Australia | Jan 25 2010
By Rudi Filapek-Vandyck
Australia’s December quarter final stage producer price index (PPI) fell 0.4% (quarter-on-quarter), well below consensus which assumed a small increase of 0.1%. The unexpected outcome has cut the annual headline PPI rate to a negative 1.5% (year-on-year), a record all-time low for this series which commenced in the third quarter of 1998.
Westpac economists, who were as surprised as anyone else by the low PPI read, comment the Q4 PPI printed below their forecast due to a weaker than expected core PPI (minus 0.4% q-o-q versus an expected minus 0.1%), reinforced by a steeper than expected fall in PPI petroleum refining (minus 6.8% q-o-q whereas petroleum in MPI had implied minus 0.4%).
Within the weak core PPI, core domestic prices rebounded less than expected (up 0.4% q-o-q) and core import prices fell more than expected (minus 5.5% q-o-q). The stronger Aussie dollar was a big contributor to the latter.

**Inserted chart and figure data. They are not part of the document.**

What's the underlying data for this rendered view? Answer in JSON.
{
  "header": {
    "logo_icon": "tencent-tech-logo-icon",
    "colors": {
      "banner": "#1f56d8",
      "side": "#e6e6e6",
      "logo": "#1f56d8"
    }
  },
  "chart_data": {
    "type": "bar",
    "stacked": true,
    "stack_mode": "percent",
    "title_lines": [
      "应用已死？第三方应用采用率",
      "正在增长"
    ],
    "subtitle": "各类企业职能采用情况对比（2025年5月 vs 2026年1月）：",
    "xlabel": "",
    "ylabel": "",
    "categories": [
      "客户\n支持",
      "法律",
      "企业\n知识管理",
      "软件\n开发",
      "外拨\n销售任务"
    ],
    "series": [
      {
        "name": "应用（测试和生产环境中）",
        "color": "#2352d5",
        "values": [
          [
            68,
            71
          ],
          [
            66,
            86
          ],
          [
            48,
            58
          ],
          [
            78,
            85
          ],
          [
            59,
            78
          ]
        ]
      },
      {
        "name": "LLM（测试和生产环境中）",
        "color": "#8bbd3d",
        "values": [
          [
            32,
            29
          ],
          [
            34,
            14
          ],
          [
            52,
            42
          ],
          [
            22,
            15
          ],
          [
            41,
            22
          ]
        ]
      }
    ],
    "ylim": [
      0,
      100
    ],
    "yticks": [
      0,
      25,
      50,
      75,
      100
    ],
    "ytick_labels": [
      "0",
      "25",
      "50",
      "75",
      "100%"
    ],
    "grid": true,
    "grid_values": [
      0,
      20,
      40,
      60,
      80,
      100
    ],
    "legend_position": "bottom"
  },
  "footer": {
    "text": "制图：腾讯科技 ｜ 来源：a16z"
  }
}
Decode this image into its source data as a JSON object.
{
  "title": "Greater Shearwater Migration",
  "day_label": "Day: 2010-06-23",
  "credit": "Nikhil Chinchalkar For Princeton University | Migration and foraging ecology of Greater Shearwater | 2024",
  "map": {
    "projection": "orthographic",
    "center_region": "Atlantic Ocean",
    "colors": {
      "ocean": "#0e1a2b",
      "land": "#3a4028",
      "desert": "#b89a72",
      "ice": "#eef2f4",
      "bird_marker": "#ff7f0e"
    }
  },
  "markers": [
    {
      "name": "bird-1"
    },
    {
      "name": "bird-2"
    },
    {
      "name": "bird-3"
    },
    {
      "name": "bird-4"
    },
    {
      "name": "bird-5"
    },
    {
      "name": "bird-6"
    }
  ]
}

However, report the economists, while the PPI read was well below expectations, the detail on house construction output prices necessitates only a minor downward revision to Westpac’s Q4 CPI forecasts (release scheduled for Wednesday).
Westpac’s headline CPI forecast has now edged lower but still rounds to the economists’ preliminary forecast of up 0.4% q-o-q and up 2.0% y-o-y. Westpac’s forecast for the average RBA underlying CPI has been revised down to up 0.6% q-o-q (was up 0.7%).

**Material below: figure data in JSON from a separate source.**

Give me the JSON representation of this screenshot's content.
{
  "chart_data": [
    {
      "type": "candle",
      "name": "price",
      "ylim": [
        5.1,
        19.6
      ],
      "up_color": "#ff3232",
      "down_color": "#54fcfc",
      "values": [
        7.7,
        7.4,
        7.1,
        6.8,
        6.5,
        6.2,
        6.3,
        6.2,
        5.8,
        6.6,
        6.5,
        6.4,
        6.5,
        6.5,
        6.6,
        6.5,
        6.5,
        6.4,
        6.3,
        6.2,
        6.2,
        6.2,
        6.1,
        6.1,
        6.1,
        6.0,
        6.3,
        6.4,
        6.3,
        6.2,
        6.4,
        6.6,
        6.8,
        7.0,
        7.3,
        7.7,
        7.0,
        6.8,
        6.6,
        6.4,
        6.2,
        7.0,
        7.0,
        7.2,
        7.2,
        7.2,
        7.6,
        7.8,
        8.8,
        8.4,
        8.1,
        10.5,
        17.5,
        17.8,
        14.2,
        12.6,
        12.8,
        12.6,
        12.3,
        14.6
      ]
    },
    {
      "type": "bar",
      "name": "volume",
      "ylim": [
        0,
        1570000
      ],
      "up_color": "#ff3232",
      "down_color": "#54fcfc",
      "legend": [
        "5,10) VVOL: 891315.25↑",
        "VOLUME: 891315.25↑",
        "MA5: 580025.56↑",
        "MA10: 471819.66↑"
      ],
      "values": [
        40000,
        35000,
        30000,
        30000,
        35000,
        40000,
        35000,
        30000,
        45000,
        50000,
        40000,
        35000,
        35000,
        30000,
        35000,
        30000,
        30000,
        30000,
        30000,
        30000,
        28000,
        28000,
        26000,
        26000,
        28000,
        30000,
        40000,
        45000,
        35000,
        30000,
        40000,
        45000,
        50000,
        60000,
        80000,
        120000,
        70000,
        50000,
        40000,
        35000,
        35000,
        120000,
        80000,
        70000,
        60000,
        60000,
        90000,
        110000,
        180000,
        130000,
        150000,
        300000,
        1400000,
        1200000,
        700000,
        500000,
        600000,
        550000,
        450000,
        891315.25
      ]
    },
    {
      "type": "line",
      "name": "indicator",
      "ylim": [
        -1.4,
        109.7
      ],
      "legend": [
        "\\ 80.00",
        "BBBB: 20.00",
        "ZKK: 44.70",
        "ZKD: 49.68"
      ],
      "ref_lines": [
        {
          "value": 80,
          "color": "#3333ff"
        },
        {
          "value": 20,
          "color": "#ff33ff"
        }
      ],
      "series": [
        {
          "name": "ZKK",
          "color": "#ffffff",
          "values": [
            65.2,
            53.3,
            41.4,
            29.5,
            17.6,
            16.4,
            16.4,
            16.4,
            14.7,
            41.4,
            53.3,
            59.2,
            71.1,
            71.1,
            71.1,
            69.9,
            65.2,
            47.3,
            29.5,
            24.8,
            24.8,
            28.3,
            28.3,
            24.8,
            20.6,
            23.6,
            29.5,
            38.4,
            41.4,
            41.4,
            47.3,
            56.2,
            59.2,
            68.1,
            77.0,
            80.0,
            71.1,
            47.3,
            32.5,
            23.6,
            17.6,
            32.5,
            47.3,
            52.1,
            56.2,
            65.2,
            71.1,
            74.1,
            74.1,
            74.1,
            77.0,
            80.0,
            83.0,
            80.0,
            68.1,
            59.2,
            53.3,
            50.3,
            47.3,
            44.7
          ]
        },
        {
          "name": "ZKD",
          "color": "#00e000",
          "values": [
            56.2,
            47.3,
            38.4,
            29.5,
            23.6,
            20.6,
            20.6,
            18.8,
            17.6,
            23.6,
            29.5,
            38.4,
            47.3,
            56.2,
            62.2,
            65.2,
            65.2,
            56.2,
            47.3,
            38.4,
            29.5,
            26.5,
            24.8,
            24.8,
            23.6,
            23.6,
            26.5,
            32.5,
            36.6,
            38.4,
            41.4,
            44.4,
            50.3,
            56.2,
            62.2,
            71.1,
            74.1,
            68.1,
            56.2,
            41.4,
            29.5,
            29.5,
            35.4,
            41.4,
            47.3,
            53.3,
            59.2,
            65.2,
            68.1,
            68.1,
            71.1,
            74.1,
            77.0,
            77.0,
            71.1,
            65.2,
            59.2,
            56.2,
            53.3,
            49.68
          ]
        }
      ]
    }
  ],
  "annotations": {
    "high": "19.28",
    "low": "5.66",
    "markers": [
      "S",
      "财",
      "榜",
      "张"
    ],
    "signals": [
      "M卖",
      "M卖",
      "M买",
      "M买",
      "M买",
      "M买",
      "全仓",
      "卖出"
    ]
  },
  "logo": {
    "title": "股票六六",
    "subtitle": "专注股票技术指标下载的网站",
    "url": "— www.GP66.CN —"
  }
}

ANZ economist Alex Joiner has not changed his CPI forecast for Wednesday, but adds that, apart from price decreases in petroleum refining (down 6.9%), electronic equipment manufacturing (down 9.1%) and industrial machinery and equipment manufacturing (down 2.5%) were also standout contributors to the lower than expected PPI outcome for the December quarter.
The most significant producer price segments to post rises were ‘other’ agriculture (up 11.2%) and building construction (up 0.3%).
CommSec has equally stuck to its previous CPI estimate: up 0.7% q-o-q and 2.3% y-o-y.
Says Commsec economist Craig James: “While the Reserve Bank will be comforted by the broad-based fall in business costs, it will nevertheless realise that it is looking in the rear-view window. The ultimate concern is where prices go from here. And with economic activity getting back to normal, and the Australian dollar likely to consolidate recent gains, it is likely that prices will start ticking higher in the midterm.”
Their combined message: expect the RBA to add 25bp to the official cash rate at the upcoming February meeting.